The triggering factors for juvenile rheumatoid arthritis have not been clearly identified, with a possible trigger of trauma or infection developing an autoimmune attack against joint tissues. The synovial lining of the joint increases in bulk and develops chronic inflammation, with perhaps some genetic vulnerability contributing to this process. A group of genes are understood to be involved in the pattern of disease presentation and the nature of its onset. There are many factors which influence the incidence of these types of arthritic diseases, such as how susceptible individuals are and the population types involved.

Approximately fifty percent of all sufferers from juvenile chronic arthritis fall into the oligoarticular type with few joints affected, making it the most common type. With a greater number of joints affected by arthritis, the polyarticular type occurs in about a third of patients, with the remaining patients having the systemic form. Juvenile arthritis patients may be susceptible to acquiring a second autoimmune disorder. The significant disability and pain causes psychological distress, problems with behaviour, depression and anxiety. Girls are more likely to suffer from the many joint affected and poor joint affected forms, with equal incidence in the systemic form.

There are two peaks of age occurrence in the many joint affected or polyarticular type of juvenile arthritis, at between 6 and 12 years and between 1 and 4 years. The fewer joint or oligoarticular form peaks between 2 and 4 years, with no particular pattern in age incidence for the systemic form.  How the disease behaves over the first six months indicates which form of the disease the patient will be classed as. With a fewer affected joints form there will be four or less involved over this time period. The polyarticular type has five or more affected joints during the six months since onset. The systemic form does not have this pattern but its symptoms are rashes, arthritis and a fever.

If a diagnosis of juvenile arthritis of some form is to be made then the patient should have arthritis of some of their joints for at least six weeks.

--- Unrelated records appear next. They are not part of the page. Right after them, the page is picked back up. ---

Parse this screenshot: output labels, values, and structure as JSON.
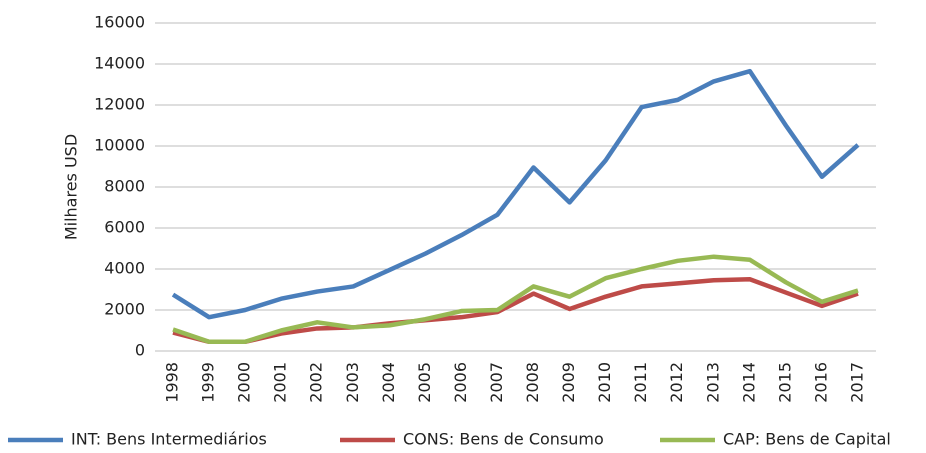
{
  "chart_data": {
    "type": "line",
    "y_label": "Milhares USD",
    "categories": [
      "1998",
      "1999",
      "2000",
      "2001",
      "2002",
      "2003",
      "2004",
      "2005",
      "2006",
      "2007",
      "2008",
      "2009",
      "2010",
      "2011",
      "2012",
      "2013",
      "2014",
      "2015",
      "2016",
      "2017"
    ],
    "series": [
      {
        "name": "INT: Bens Intermediários",
        "color": "#4a7ebb",
        "values": [
          2750,
          1650,
          2000,
          2550,
          2900,
          3150,
          3950,
          4750,
          5650,
          6650,
          8950,
          7250,
          9300,
          11900,
          12250,
          13150,
          13650,
          11000,
          8500,
          10050
        ]
      },
      {
        "name": "CONS: Bens de Consumo",
        "color": "#be4b48",
        "values": [
          900,
          450,
          450,
          850,
          1100,
          1150,
          1350,
          1500,
          1650,
          1900,
          2800,
          2050,
          2650,
          3150,
          3300,
          3450,
          3500,
          2850,
          2200,
          2800
        ]
      },
      {
        "name": "CAP: Bens de Capital",
        "color": "#98b954",
        "values": [
          1050,
          450,
          450,
          1000,
          1400,
          1150,
          1250,
          1550,
          1950,
          2000,
          3150,
          2650,
          3550,
          4000,
          4400,
          4600,
          4450,
          3350,
          2400,
          2950
        ]
      }
    ],
    "ylim": [
      0,
      16000
    ],
    "yticks": [
      0,
      2000,
      4000,
      6000,
      8000,
      10000,
      12000,
      14000,
      16000
    ],
    "grid": true,
    "legend": "bottom"
  }
}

Stiffness in the morning or after periods when the joint has been kept still is a typical complaint. The start of the disease can be very sudden and dramatic or may come on slowly over some time, with common symptoms including stiffness of the joints as mentioned, joint pain in the day, periods of absence from school and a limping gait. Some patients also suffer from inflammatory disease of the bowel. A child may not always report actual pain in a joint but instead they may just allow the joint to go unused and develop atrophy or a joint contracture.

The type of juvenile chronic arthritis which has a system wide onset has typical symptoms of a fever which spikes regularly once or twice a day with the temperature going back towards normal in between the spikes. This is helpful diagnostically as infections do not behave in this way. A skin rash which lasts a few hours only may appear on the trunk and the limbs, the child may not be well and the larger joints may exhibit pain.